Jika kesempatan ini berlalu, itu juga akan melewati kepemimpinan "generasi" dari kereta panjang ini. Mereka akan diklasifikasikan sebagai generasi yang hilang. Hal ini bisa terjadi, jika generasi di atasnya tidak mau melepaskan kesempatan dan atau karena tekanan dari kalangan dalam tertentu, sehingga mereka merasa masih layak untuk menaklukan milenium ketiga. Sebab, setelah satu kongres ke depan, lapisan generasi terbaru sudah siap bertemu.

NU Satu Abad

Mereka masih mahasiswa ketika KH Said Aqil Siradj memimpin PBNU. Mereka adalah komunitas pemuda NU yang sudah dewasa ketika era milenial datang. Mereka akrab dengan perangkat. Mereka sangat memahami ilmu bilangan, statistika, diagram, dan ilmu kelengkapan lainnya. Sejumlah nama bahkan sudah menjajal dan berhasil menjadi kepala daerah.
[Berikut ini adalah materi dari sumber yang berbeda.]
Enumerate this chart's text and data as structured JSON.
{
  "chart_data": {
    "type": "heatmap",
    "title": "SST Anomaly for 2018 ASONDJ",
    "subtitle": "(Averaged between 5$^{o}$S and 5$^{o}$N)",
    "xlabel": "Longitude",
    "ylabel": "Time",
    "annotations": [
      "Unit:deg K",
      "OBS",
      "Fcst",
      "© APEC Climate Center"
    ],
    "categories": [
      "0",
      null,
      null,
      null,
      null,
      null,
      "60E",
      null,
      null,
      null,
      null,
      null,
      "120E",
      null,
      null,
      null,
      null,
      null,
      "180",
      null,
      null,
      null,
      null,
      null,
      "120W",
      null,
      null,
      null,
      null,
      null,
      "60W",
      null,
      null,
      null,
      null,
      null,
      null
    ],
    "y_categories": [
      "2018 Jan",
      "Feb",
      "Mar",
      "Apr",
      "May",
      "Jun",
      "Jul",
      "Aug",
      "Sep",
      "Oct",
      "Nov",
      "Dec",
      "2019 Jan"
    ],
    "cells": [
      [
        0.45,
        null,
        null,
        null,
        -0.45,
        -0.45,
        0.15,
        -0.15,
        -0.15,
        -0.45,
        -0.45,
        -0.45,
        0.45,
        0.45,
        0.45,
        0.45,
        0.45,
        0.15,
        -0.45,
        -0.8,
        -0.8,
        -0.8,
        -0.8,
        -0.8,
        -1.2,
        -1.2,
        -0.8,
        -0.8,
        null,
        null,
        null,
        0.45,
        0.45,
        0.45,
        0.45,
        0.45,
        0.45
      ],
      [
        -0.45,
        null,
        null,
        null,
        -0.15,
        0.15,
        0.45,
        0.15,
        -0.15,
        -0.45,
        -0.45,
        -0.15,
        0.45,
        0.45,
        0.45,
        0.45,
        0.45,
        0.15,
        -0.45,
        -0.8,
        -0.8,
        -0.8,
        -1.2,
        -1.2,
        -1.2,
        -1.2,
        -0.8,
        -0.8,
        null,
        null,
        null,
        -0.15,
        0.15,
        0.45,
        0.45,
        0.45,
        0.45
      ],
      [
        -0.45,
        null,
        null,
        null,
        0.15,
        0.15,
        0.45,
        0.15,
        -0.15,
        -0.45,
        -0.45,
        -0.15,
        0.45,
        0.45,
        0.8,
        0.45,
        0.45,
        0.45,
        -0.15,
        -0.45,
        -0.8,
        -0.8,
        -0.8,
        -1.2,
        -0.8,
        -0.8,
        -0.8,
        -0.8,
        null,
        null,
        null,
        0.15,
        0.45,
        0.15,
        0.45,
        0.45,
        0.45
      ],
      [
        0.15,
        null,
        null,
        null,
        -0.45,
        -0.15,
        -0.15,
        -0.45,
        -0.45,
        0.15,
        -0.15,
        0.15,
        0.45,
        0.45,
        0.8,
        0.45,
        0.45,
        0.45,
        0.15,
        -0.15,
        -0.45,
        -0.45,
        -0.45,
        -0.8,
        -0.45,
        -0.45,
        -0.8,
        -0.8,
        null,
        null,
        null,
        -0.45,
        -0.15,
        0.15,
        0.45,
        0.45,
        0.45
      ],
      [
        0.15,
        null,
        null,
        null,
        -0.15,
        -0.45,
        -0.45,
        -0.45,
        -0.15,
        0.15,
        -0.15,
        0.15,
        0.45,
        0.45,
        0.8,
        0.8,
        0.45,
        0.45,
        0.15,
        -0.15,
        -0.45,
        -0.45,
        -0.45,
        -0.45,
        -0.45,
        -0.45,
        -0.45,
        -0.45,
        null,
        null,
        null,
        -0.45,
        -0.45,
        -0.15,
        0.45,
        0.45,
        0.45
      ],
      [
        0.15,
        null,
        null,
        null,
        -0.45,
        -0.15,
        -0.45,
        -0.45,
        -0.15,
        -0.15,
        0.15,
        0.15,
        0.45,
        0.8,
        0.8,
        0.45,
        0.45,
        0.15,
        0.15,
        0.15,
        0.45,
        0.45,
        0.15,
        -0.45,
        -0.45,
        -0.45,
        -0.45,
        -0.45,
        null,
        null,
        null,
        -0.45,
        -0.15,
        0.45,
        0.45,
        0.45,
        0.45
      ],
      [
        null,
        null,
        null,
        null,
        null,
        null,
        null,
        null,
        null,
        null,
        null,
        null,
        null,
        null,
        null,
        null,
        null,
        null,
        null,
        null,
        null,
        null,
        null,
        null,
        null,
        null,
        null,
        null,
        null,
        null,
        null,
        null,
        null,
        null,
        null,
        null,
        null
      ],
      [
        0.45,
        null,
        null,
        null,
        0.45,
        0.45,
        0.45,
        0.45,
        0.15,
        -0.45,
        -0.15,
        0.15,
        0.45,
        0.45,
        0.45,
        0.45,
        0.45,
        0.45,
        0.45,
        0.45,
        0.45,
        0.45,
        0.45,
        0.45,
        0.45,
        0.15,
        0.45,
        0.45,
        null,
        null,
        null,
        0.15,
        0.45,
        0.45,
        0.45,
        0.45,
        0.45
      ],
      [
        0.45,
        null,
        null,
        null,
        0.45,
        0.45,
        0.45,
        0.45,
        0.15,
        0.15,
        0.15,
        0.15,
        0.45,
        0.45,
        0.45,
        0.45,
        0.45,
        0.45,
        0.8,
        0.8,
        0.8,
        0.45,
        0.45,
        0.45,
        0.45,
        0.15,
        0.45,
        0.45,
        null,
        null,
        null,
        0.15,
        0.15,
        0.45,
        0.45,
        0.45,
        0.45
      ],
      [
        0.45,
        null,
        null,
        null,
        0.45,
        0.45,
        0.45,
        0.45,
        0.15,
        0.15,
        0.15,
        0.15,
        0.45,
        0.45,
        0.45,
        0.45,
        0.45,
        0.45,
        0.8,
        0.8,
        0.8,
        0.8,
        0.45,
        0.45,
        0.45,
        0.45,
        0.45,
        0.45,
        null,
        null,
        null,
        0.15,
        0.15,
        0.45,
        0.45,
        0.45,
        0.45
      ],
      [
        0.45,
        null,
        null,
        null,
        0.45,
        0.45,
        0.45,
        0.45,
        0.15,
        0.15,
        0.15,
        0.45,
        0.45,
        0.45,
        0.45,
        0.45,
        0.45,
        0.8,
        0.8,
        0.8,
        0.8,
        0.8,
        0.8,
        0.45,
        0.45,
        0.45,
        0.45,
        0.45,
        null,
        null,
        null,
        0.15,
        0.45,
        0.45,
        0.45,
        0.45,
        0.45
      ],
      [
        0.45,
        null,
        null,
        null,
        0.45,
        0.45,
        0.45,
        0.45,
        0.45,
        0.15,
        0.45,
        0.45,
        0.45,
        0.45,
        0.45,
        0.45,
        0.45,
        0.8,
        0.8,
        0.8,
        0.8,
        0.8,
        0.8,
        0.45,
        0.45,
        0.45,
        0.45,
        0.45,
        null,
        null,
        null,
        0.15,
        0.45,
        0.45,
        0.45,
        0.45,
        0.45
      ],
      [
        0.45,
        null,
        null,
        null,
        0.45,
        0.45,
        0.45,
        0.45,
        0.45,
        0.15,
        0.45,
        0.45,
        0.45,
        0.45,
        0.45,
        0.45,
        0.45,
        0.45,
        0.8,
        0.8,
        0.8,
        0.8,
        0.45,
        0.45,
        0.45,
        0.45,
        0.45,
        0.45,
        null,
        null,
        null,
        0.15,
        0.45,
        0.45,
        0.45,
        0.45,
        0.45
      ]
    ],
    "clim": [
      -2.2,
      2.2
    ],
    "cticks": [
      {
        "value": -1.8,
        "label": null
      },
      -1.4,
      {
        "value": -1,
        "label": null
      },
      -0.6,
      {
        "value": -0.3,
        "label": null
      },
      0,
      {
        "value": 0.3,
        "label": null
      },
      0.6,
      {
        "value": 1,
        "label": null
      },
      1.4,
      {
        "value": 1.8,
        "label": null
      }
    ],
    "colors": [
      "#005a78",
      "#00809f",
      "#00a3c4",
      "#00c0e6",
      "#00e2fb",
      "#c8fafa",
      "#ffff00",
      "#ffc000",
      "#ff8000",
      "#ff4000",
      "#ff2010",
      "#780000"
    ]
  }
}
Ukuran keberhasilan mereka tidak hanya dalam lingkup badan otonom NU, tetapi juga lintas sektor.

Ambil contoh Abdullah Azwar Anas. Mantan Ketua IPNU. Di sejumlah daerah, tak sedikit pemuda NU yang berkiprah di bidang politik, kenegaraan, dan sosial. NU One Century akan berada di tangan mereka. Sudah ada beberapa nama, antara lain: Irsyad Yusuf (10 November 1970), Jazilul Fawaid (5 Desember 1971), Marwan Jafar (12 Maret 1971), dan Ahmad Fahrur Rozi (30 November 1971).

Kemudian Helmy Faishal Zaini (1 Agustus 1972), Muhammad Hanif Dhakiri (6 Juni 1972), Maman Imanul Haq (8 Desember 1972), Abdul Malik Haramain (3 Mei 1972), Juri Ardiantoro (6 April 1974), dan Abdul Ghafur Maemun ( 16 Maret 1973).

Abdullah Azwar Anas (6 Agustus 1973), Nusron Wahid (12 Oktober 1973), Nadirsyah Hosen (8 Desember 1973), Muhammad Yusuf Chudlori (9 Juli 1973), Abdul Kadir Karding (25 Maret 1973), M Romahurmuziy (10 September 1974) , Yaqut Cholil Qoumas (4 Januari 1975), Asrorun Ni'am Sholeh (31 Mei 1976), dan Abdul Ghofarrozin (31 Juli 1976).

Kader kelahiran 1970, sudah mulai mengintip. Yang paling cerdas adalah putra dari Mbah Kiai Maemun Zubaer, yaitu Gus Taj Yasin Maimoen yang lahir pada 2 Juli 1983. Saat ini menjabat sebagai wakil gubernur Jawa Tengah.

Demi suksesnya acara, kemantapan kader dan generasi, sebaiknya generasi kelahiran 1960-an menyatukan sikap. Sadar sepenuhnya akan panggilan sejarah dan tanggung jawab generasi, demi mempersiapkan landasan generasi penerus menuju Satu Abad Nahdlatul Ulama.